You can have your loved one:
• Eternally making excuses to avoid his routine family obligations;
• Performing a task so slowly and inefficiently that you decide to do it;
• Always complaining of being unappreciated while doing less and less;
• Showing a permanent pessimistic mood, even when all is going well;
• Making attempts at humor mixed with hurtful put downs and sarcasm toward you;
• Agree with you in private, then go out and side with others against you.
If passive-aggression is “crazy-making behavior,” which is its target? Of course it is your self-esteem! You, the perplexed person on the receiving end, already engaged with a passive aggressive husband or boyfriend, who doesn't know if she is loved or hated or both at the same time.....

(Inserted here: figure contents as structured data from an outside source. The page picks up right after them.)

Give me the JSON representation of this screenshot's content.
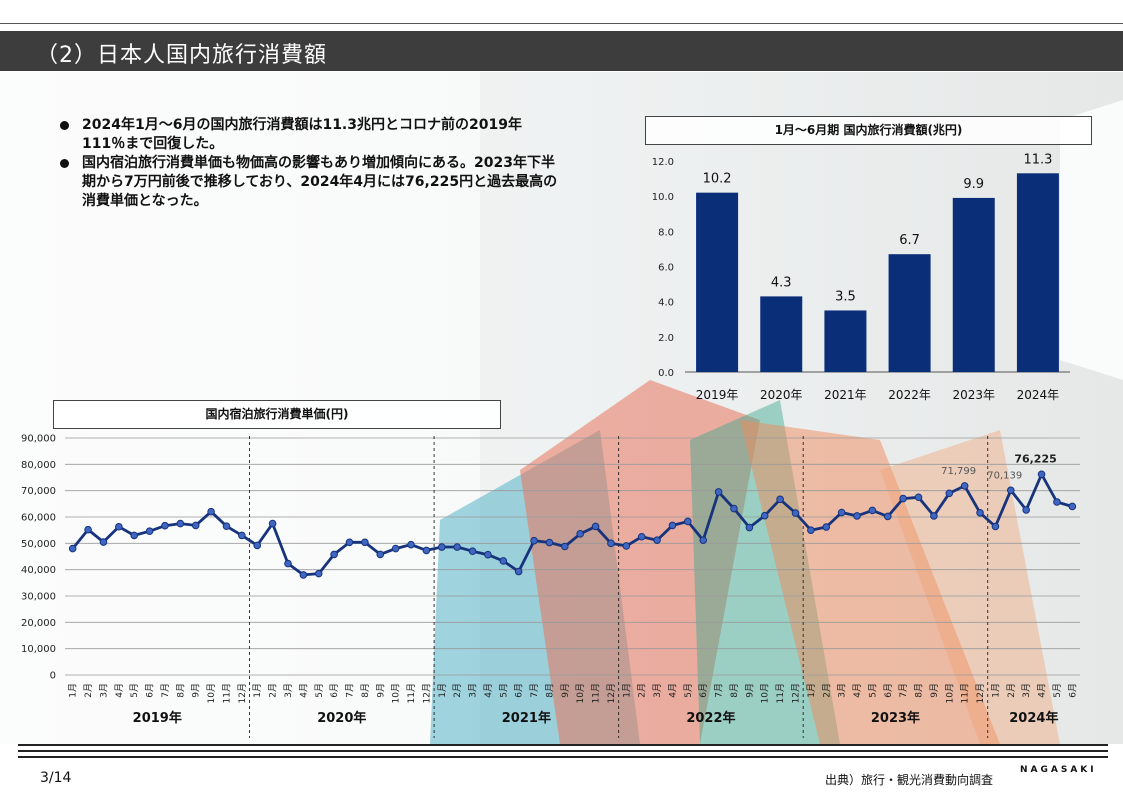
{
  "header": {
    "title": "（2）日本人国内旅行消費額"
  },
  "bullets": [
    "2024年1月～6月の国内旅行消費額は11.3兆円とコロナ前の2019年111％まで回復した。",
    "国内宿泊旅行消費単価も物価高の影響もあり増加傾向にある。2023年下半期から7万円前後で推移しており、2024年4月には76,225円と過去最高の消費単価となった。"
  ],
  "footer": {
    "page": "3/14",
    "source": "出典）旅行・観光消費動向調査",
    "logo": "NAGASAKI"
  },
  "colors": {
    "bar": "#0a2e78",
    "line": "#16337c",
    "title_bar": "#3d3d3d"
  },
  "chart_data": [
    {
      "type": "bar",
      "title": "1月～6月期  国内旅行消費額(兆円)",
      "categories": [
        "2019年",
        "2020年",
        "2021年",
        "2022年",
        "2023年",
        "2024年"
      ],
      "values": [
        10.2,
        4.3,
        3.5,
        6.7,
        9.9,
        11.3
      ],
      "ylim": [
        0,
        12
      ],
      "yticks": [
        "0.0",
        "2.0",
        "4.0",
        "6.0",
        "8.0",
        "10.0",
        "12.0"
      ],
      "data_labels": true,
      "grid": false
    },
    {
      "type": "line",
      "title": "国内宿泊旅行消費単価(円)",
      "ylim": [
        0,
        90000
      ],
      "yticks": [
        "0",
        "10,000",
        "20,000",
        "30,000",
        "40,000",
        "50,000",
        "60,000",
        "70,000",
        "80,000",
        "90,000"
      ],
      "grid": true,
      "month_labels": [
        "1月",
        "2月",
        "3月",
        "4月",
        "5月",
        "6月",
        "7月",
        "8月",
        "9月",
        "10月",
        "11月",
        "12月"
      ],
      "years": [
        "2019年",
        "2020年",
        "2021年",
        "2022年",
        "2023年",
        "2024年"
      ],
      "year_month_counts": [
        12,
        12,
        12,
        12,
        12,
        6
      ],
      "values": [
        48000,
        55200,
        50500,
        56300,
        53000,
        54600,
        56700,
        57500,
        56800,
        62000,
        56500,
        53000,
        49200,
        57500,
        42300,
        38000,
        38500,
        45800,
        50400,
        50400,
        45800,
        48000,
        49500,
        47300,
        48600,
        48600,
        47000,
        45700,
        43300,
        39300,
        51000,
        50300,
        48800,
        53600,
        56400,
        50000,
        49000,
        52500,
        51200,
        56800,
        58300,
        51200,
        69500,
        63200,
        56000,
        60500,
        66700,
        61500,
        55000,
        56200,
        61700,
        60400,
        62500,
        60200,
        67000,
        67500,
        60400,
        69000,
        71799,
        61600,
        56400,
        70139,
        62700,
        76225,
        65700,
        64000
      ],
      "annotations": [
        {
          "index": 58,
          "label": "71,799",
          "bold": false
        },
        {
          "index": 61,
          "label": "70,139",
          "bold": false
        },
        {
          "index": 63,
          "label": "76,225",
          "bold": true
        }
      ]
    }
  ]
}
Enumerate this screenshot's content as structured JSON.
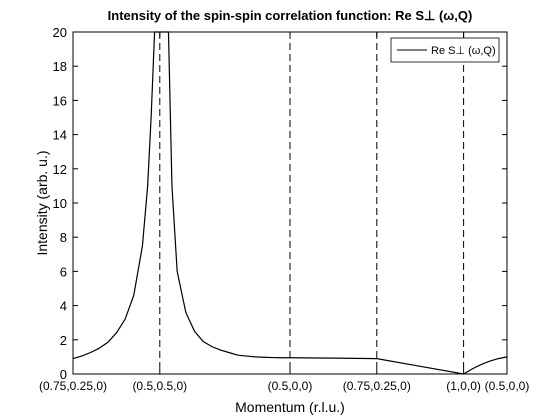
{
  "chart_data": {
    "type": "line",
    "title": "Intensity of the spin-spin correlation function: Re S⊥ (ω,Q)",
    "xlabel": "Momentum (r.l.u.)",
    "ylabel": "Intensity (arb. u.)",
    "ylim": [
      0,
      20
    ],
    "yticks": [
      0,
      2,
      4,
      6,
      8,
      10,
      12,
      14,
      16,
      18,
      20
    ],
    "xlim": [
      0,
      2.5
    ],
    "xtick_labels": [
      "(0.75,0.25,0)",
      "(0.5,0.5,0)",
      "(0.5,0,0)",
      "(0.75,0.25,0)",
      "(1,0,0)",
      "(0.5,0,0)"
    ],
    "xtick_positions": [
      0,
      0.5,
      1.25,
      1.75,
      2.25,
      2.5
    ],
    "vlines": [
      0.5,
      1.25,
      1.75,
      2.25
    ],
    "grid": false,
    "legend_position": "top-right",
    "series": [
      {
        "name": "Re S⊥ (ω,Q)",
        "color": "#000000",
        "x": [
          0,
          0.05,
          0.1,
          0.15,
          0.2,
          0.25,
          0.3,
          0.35,
          0.4,
          0.43,
          0.45,
          0.47,
          0.48,
          0.49,
          0.5,
          0.51,
          0.52,
          0.53,
          0.55,
          0.57,
          0.6,
          0.65,
          0.7,
          0.75,
          0.8,
          0.85,
          0.9,
          0.95,
          1.0,
          1.05,
          1.1,
          1.15,
          1.2,
          1.25,
          1.5,
          1.75,
          2.0,
          2.25,
          2.3,
          2.35,
          2.4,
          2.45,
          2.5
        ],
        "y": [
          0.9,
          1.05,
          1.25,
          1.5,
          1.85,
          2.4,
          3.2,
          4.6,
          7.5,
          11.0,
          15.0,
          20,
          20,
          20,
          20,
          20,
          20,
          20,
          20,
          11.0,
          6.0,
          3.6,
          2.5,
          1.9,
          1.6,
          1.4,
          1.25,
          1.1,
          1.05,
          1.0,
          0.98,
          0.96,
          0.95,
          0.95,
          0.93,
          0.9,
          0.45,
          0.0,
          0.3,
          0.55,
          0.75,
          0.9,
          1.0
        ]
      }
    ]
  }
}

You are so confused by his double message, (the contradiction between what he says and what he does), that you feel like screaming while he remains calm.
Women are supposed to use low voices and avoid shouting, and if you do, it suddenly seems like you are the aggressor!!! After several episodes of this routine, you end up believing this yourself. Then you are ready to apologize to him to end the discussion, and recover some peace....
The combined impact of these two behaviors will eventually wreck your relationship. Passive-aggression played in earnest, as if you were his enemy and not his partner, will eventually cripple any relationship, and especially an intimate one, where both have to trust and depend on each other to be safe and prosper.
If he continues the denial of his feelings of affection and connection with you, he will prevent the development of true intimacy and trust. Now, you are alone, because who wants to live with a person they can’t trust?